The first guest, Waikiki (Sterling K. Brown, “Black Panther”), comes in when his brother, aptly named Honolulu (Brian Tyree Henry, “Irreplaceable You”), is shot while both are trying to pull off an ill-advised heist. Their entrance leads viewers to the driving force of this film, Nurse Thomas, who’s death defying lifestyle seems to be getting to her as she chugs down a glass of scotch as soon as she awakes from her slumber.
However, while Nurse Thomas’ character is visibly used to the traffic the hotel regularly attracts, she isn’t completely stoic to her guests and offers not only shelter, refuge and 3D printed organs, but a shoulder to cry on and often times someone to talk to. It is these interactions, in which backstories and motives are laid out, that offer the most substantial elements of the movie.
Aside from Waikiki and Honolulu, the hotel houses an injured arms dealer named Acapulco (Charlie Day, “Fist Fight”), a wounded crime boss (Jeff Goldblum, “Thor: Ragnarok”) and his son (Zachary Quinto, “Star Trek: Beyond”), and a French assassin (Sofia Boutella, “The Mummy”), among others. Unfortunately, one might find themselves more interested in the events that occur prior to their being admitted than what is actually displayed during the film’s relatively brief 93 minute run time. This is certainly the case for “The Nurse” who internally struggles with her own past until what has created her distant, yet ominous personality, is revealed.

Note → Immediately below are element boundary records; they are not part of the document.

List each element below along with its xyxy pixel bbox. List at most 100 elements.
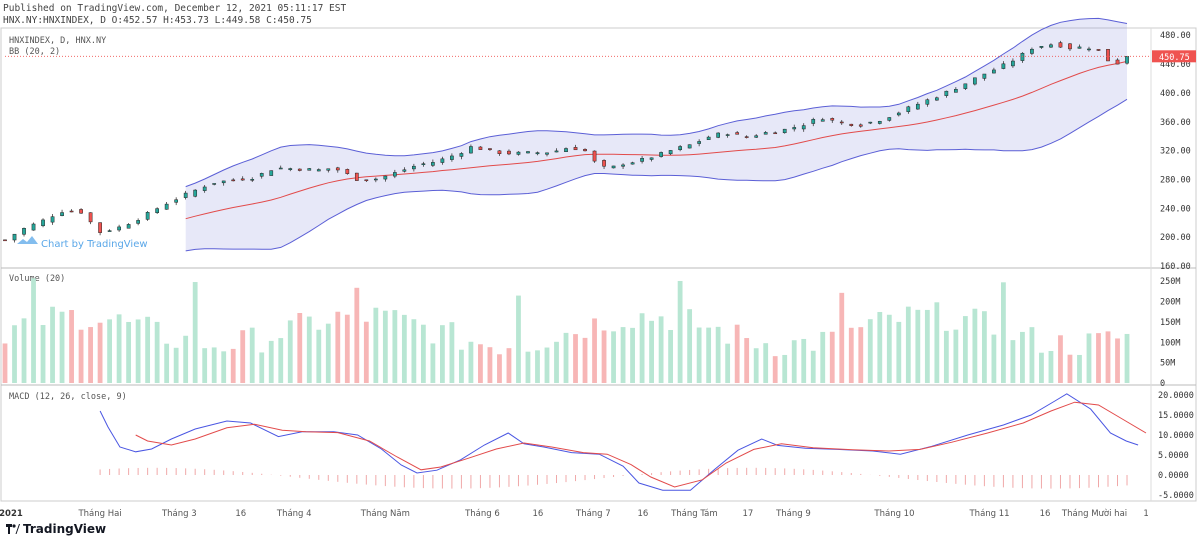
macd-axis-tick: 20.0000	[1158, 391, 1194, 401]
candle-up	[431, 162, 435, 166]
candle-up	[288, 168, 293, 171]
macd-legend: MACD (12, 26, close, 9)	[9, 392, 127, 402]
macd-axis-tick: -5.0000	[1158, 491, 1194, 501]
candle-up	[145, 212, 150, 220]
volume-bar	[316, 329, 322, 383]
volume-bar	[810, 350, 816, 383]
price-axis-tick: 440.00	[1160, 60, 1191, 70]
volume-bar	[430, 343, 436, 383]
volume-bar	[344, 314, 350, 383]
candle-up	[1039, 46, 1044, 48]
price-axis-tick: 160.00	[1160, 262, 1191, 272]
volume-bar	[734, 324, 740, 383]
candle-down	[297, 168, 302, 171]
volume-bar	[335, 311, 341, 383]
candle-up	[1020, 52, 1025, 61]
volume-legend: Volume (20)	[9, 274, 65, 284]
bollinger-fill	[185, 18, 1127, 251]
candle-up	[450, 155, 454, 160]
volume-bar	[516, 295, 521, 383]
volume-bar	[97, 322, 103, 383]
candle-up	[164, 203, 169, 210]
volume-bar	[886, 314, 892, 383]
candle-up	[716, 132, 720, 138]
candle-down	[573, 147, 578, 151]
volume-bar	[706, 327, 712, 383]
candle-up	[1087, 48, 1091, 51]
candle-up	[1030, 48, 1034, 54]
volume-bar	[839, 292, 845, 383]
candle-up	[421, 163, 426, 165]
candle-up	[725, 134, 730, 136]
volume-bar	[164, 343, 170, 383]
watermark-icon	[17, 236, 38, 244]
volume-bar	[535, 350, 540, 383]
candle-up	[659, 152, 663, 157]
candle-up	[126, 224, 131, 229]
macd-axis-tick: 10.0000	[1158, 431, 1194, 441]
candle-down	[335, 167, 340, 171]
candle-down	[858, 124, 863, 127]
date-axis-tick: Tháng 4	[276, 509, 312, 519]
candle-down	[240, 178, 245, 181]
candle-up	[630, 162, 635, 165]
date-axis-tick: 16	[532, 509, 543, 519]
volume-bar	[1048, 351, 1054, 383]
candle-up	[668, 150, 673, 155]
volume-bar	[639, 313, 645, 383]
date-axis-tick: Tháng 3	[161, 509, 197, 519]
volume-bar	[107, 319, 112, 383]
volume-axis-tick: 150M	[1160, 318, 1180, 328]
candles-group	[3, 40, 1129, 243]
candle-up	[678, 146, 682, 150]
candle-up	[697, 141, 701, 144]
volume-bar	[715, 326, 721, 383]
volume-bar	[563, 332, 569, 383]
volume-bar	[1115, 338, 1120, 383]
macd-signal-line	[135, 401, 1147, 488]
volume-bar	[192, 282, 198, 383]
date-axis-tick: Tháng 7	[575, 509, 611, 519]
macd-axis-tick: 0.0000	[1158, 471, 1189, 481]
candle-up	[973, 77, 977, 85]
volume-bar	[1124, 333, 1130, 383]
candle-up	[811, 119, 816, 124]
volume-bar	[1096, 333, 1101, 383]
date-axis-tick: Tháng 6	[464, 509, 500, 519]
candle-up	[934, 97, 939, 101]
candle-up	[22, 228, 26, 235]
candle-up	[50, 216, 55, 223]
candle-up	[944, 90, 949, 96]
volume-bar	[211, 347, 217, 383]
candle-down	[98, 222, 102, 233]
volume-axis-tick: 0	[1160, 379, 1165, 389]
volume-axis-tick: 100M	[1160, 338, 1180, 348]
published-line: Published on TradingView.com, December 1…	[3, 3, 347, 14]
tradingview-footer-logo[interactable]: TradingView	[6, 522, 106, 536]
volume-bar	[173, 347, 179, 383]
candle-up	[202, 186, 207, 191]
candle-up	[221, 180, 226, 184]
candle-down	[849, 123, 854, 126]
volume-bar	[145, 316, 151, 383]
volume-bar	[1010, 340, 1016, 383]
volume-bar	[1105, 331, 1111, 383]
candle-down	[773, 132, 778, 135]
volume-bar	[116, 314, 122, 383]
volume-bar	[478, 344, 483, 383]
date-axis-tick: Tháng Hai	[77, 509, 121, 519]
volume-bar	[382, 310, 388, 383]
candle-up	[1001, 63, 1006, 69]
candle-up	[982, 73, 987, 79]
volume-bar	[668, 330, 674, 383]
bollinger-lower-band	[185, 98, 1128, 252]
candle-down	[830, 118, 835, 121]
volume-bar	[620, 327, 626, 383]
candle-up	[136, 220, 140, 224]
volume-bar	[658, 316, 664, 383]
candle-up	[516, 151, 521, 155]
volume-bar	[820, 331, 826, 383]
volume-bar	[649, 320, 654, 383]
volume-bar	[392, 310, 398, 383]
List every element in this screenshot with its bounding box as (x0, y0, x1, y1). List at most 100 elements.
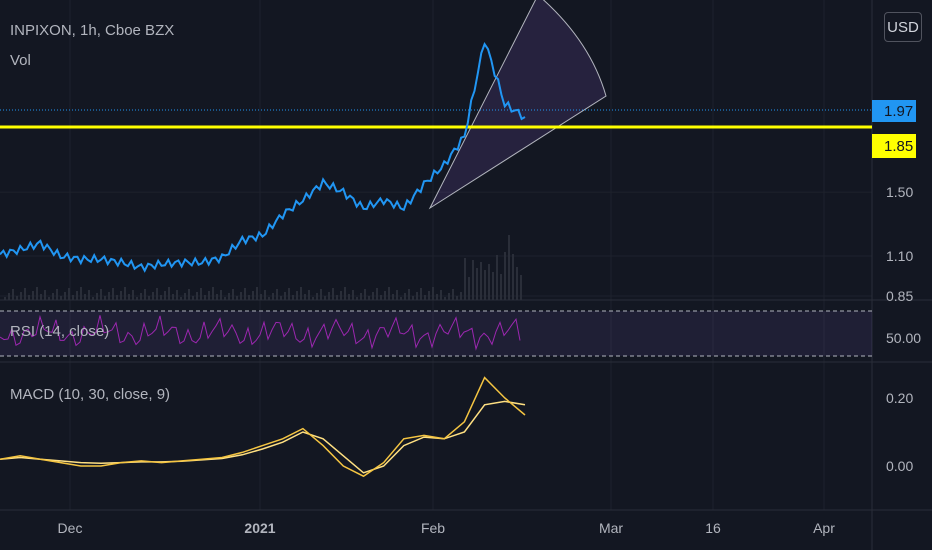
volume-bar (348, 294, 350, 300)
volume-bar (64, 292, 66, 300)
volume-bar (68, 288, 70, 300)
currency-button[interactable]: USD (884, 12, 922, 42)
volume-bar (264, 290, 266, 300)
volume-bar (516, 267, 518, 300)
volume-bar (204, 295, 206, 300)
volume-bar (504, 252, 506, 300)
volume-bar (404, 293, 406, 300)
volume-bar (372, 292, 374, 300)
volume-bar (16, 296, 18, 300)
price-tick-label: 1.10 (886, 248, 913, 264)
volume-bar (308, 290, 310, 300)
volume-bar (460, 292, 462, 300)
volume-bar (112, 288, 114, 300)
volume-bar (232, 289, 234, 300)
volume-bar (380, 295, 382, 300)
volume-bar (84, 294, 86, 300)
volume-bar (448, 293, 450, 300)
volume-bar (172, 294, 174, 300)
volume-bar (60, 296, 62, 300)
volume-label: Vol (10, 52, 31, 69)
volume-bar (416, 292, 418, 300)
volume-bar (44, 290, 46, 300)
volume-bar (240, 292, 242, 300)
volume-bar (224, 297, 226, 300)
volume-bar (268, 297, 270, 300)
volume-bar (480, 262, 482, 300)
price-pane (0, 42, 872, 273)
volume-bar (396, 290, 398, 300)
volume-bar (320, 289, 322, 300)
fan-drawing[interactable] (428, 0, 607, 210)
volume-bar (352, 290, 354, 300)
volume-bar (192, 296, 194, 300)
volume-bar (336, 295, 338, 300)
volume-bar (104, 296, 106, 300)
volume-bar (260, 294, 262, 300)
volume-bar (88, 290, 90, 300)
volume-bar (432, 287, 434, 300)
volume-bar (28, 295, 30, 300)
rsi-pane (0, 310, 872, 357)
volume-bar (344, 287, 346, 300)
volume-bar (8, 293, 10, 300)
volume-bar (520, 275, 522, 300)
time-axis[interactable]: Dec 2021 Feb Mar 16 Apr (58, 520, 836, 536)
volume-bar (200, 288, 202, 300)
volume-bar (324, 296, 326, 300)
volume-bar (476, 268, 478, 300)
volume-bar (196, 292, 198, 300)
volume-bar (444, 297, 446, 300)
volume-bar (364, 289, 366, 300)
volume-bar (488, 264, 490, 300)
volume-bar (456, 296, 458, 300)
volume-bar (472, 260, 474, 300)
volume-bar (256, 287, 258, 300)
volume-bars (4, 235, 522, 300)
volume-bar (340, 291, 342, 300)
macd-label: MACD (10, 30, close, 9) (10, 386, 171, 403)
volume-bar (408, 289, 410, 300)
volume-bar (220, 290, 222, 300)
price-axis[interactable]: 0.85 1.10 1.50 1.97 1.85 50.00 0.00 0.20 (872, 100, 921, 474)
time-tick-label: 2021 (244, 520, 275, 536)
volume-bar (328, 292, 330, 300)
volume-bar (4, 297, 6, 300)
volume-bar (300, 287, 302, 300)
volume-bar (276, 289, 278, 300)
time-tick-label: Dec (58, 520, 83, 536)
volume-bar (20, 292, 22, 300)
volume-bar (12, 289, 14, 300)
volume-bar (56, 289, 58, 300)
volume-bar (168, 287, 170, 300)
volume-bar (452, 289, 454, 300)
volume-bar (356, 297, 358, 300)
volume-bar (128, 294, 130, 300)
volume-bar (92, 297, 94, 300)
volume-bar (208, 291, 210, 300)
volume-bar (100, 289, 102, 300)
volume-bar (400, 297, 402, 300)
volume-bar (292, 295, 294, 300)
volume-bar (216, 294, 218, 300)
volume-bar (376, 288, 378, 300)
volume-bar (428, 291, 430, 300)
volume-bar (160, 295, 162, 300)
volume-bar (52, 293, 54, 300)
volume-bar (272, 293, 274, 300)
volume-bar (144, 289, 146, 300)
level-price-tag (872, 134, 916, 158)
volume-bar (368, 296, 370, 300)
volume-bar (384, 291, 386, 300)
volume-bar (436, 294, 438, 300)
volume-bar (412, 296, 414, 300)
time-tick-label: 16 (705, 520, 721, 536)
volume-bar (496, 255, 498, 300)
volume-bar (80, 287, 82, 300)
volume-bar (36, 287, 38, 300)
last-price-tag (872, 100, 916, 122)
volume-bar (96, 293, 98, 300)
volume-bar (156, 288, 158, 300)
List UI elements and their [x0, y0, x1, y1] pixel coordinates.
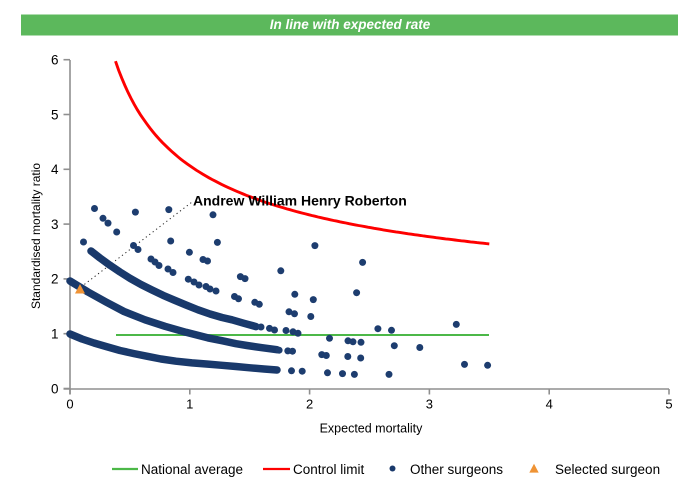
- svg-text:Standardised mortality ratio: Standardised mortality ratio: [29, 163, 43, 309]
- svg-text:4: 4: [546, 397, 553, 412]
- svg-text:Selected surgeon: Selected surgeon: [555, 462, 660, 477]
- svg-text:0: 0: [66, 397, 73, 412]
- svg-text:5: 5: [665, 397, 672, 412]
- svg-text:5: 5: [51, 107, 59, 122]
- svg-text:6: 6: [51, 53, 59, 68]
- svg-text:Expected mortality: Expected mortality: [320, 422, 424, 436]
- svg-text:4: 4: [51, 162, 59, 177]
- svg-text:3: 3: [426, 397, 433, 412]
- svg-text:3: 3: [51, 217, 59, 232]
- svg-text:1: 1: [186, 397, 193, 412]
- svg-text:Andrew William Henry Roberton: Andrew William Henry Roberton: [193, 193, 407, 209]
- svg-text:0: 0: [51, 381, 59, 396]
- svg-text:In line with expected rate: In line with expected rate: [270, 17, 431, 32]
- svg-text:2: 2: [51, 272, 59, 287]
- svg-text:1: 1: [51, 327, 59, 342]
- svg-text:Control limit: Control limit: [293, 462, 365, 477]
- svg-text:National average: National average: [141, 462, 243, 477]
- svg-text:Other surgeons: Other surgeons: [410, 462, 503, 477]
- svg-text:2: 2: [306, 397, 313, 412]
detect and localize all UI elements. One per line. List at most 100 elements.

Oddly enough, the film has been marketed as an action crime-thriller, but it is genuinely absent of very much action at all and often it struggles even to be thrilling. Hotel Artemis is more an ambitious, dramatic character piece that finds itself wrapped in the shell of a poorly executed action film that borrows many of its ideas from “John Wick.” Worst is the squandering of an able cast (although they still manage to make these desperate criminals and outcasts seem like vulnerable human beings), especially the superbly talented Jodie Foster who reaches deep to provide a one dimensionally written character with some much-needed flesh.
There is, however, raw entertainment value to Hotel Artemis, even though Pearce stumbles with the identity of his movie. Going in with the right expectations (and a matinee ticket price) will set the stage for one to find something worthwhile in what the film isn’t billed as.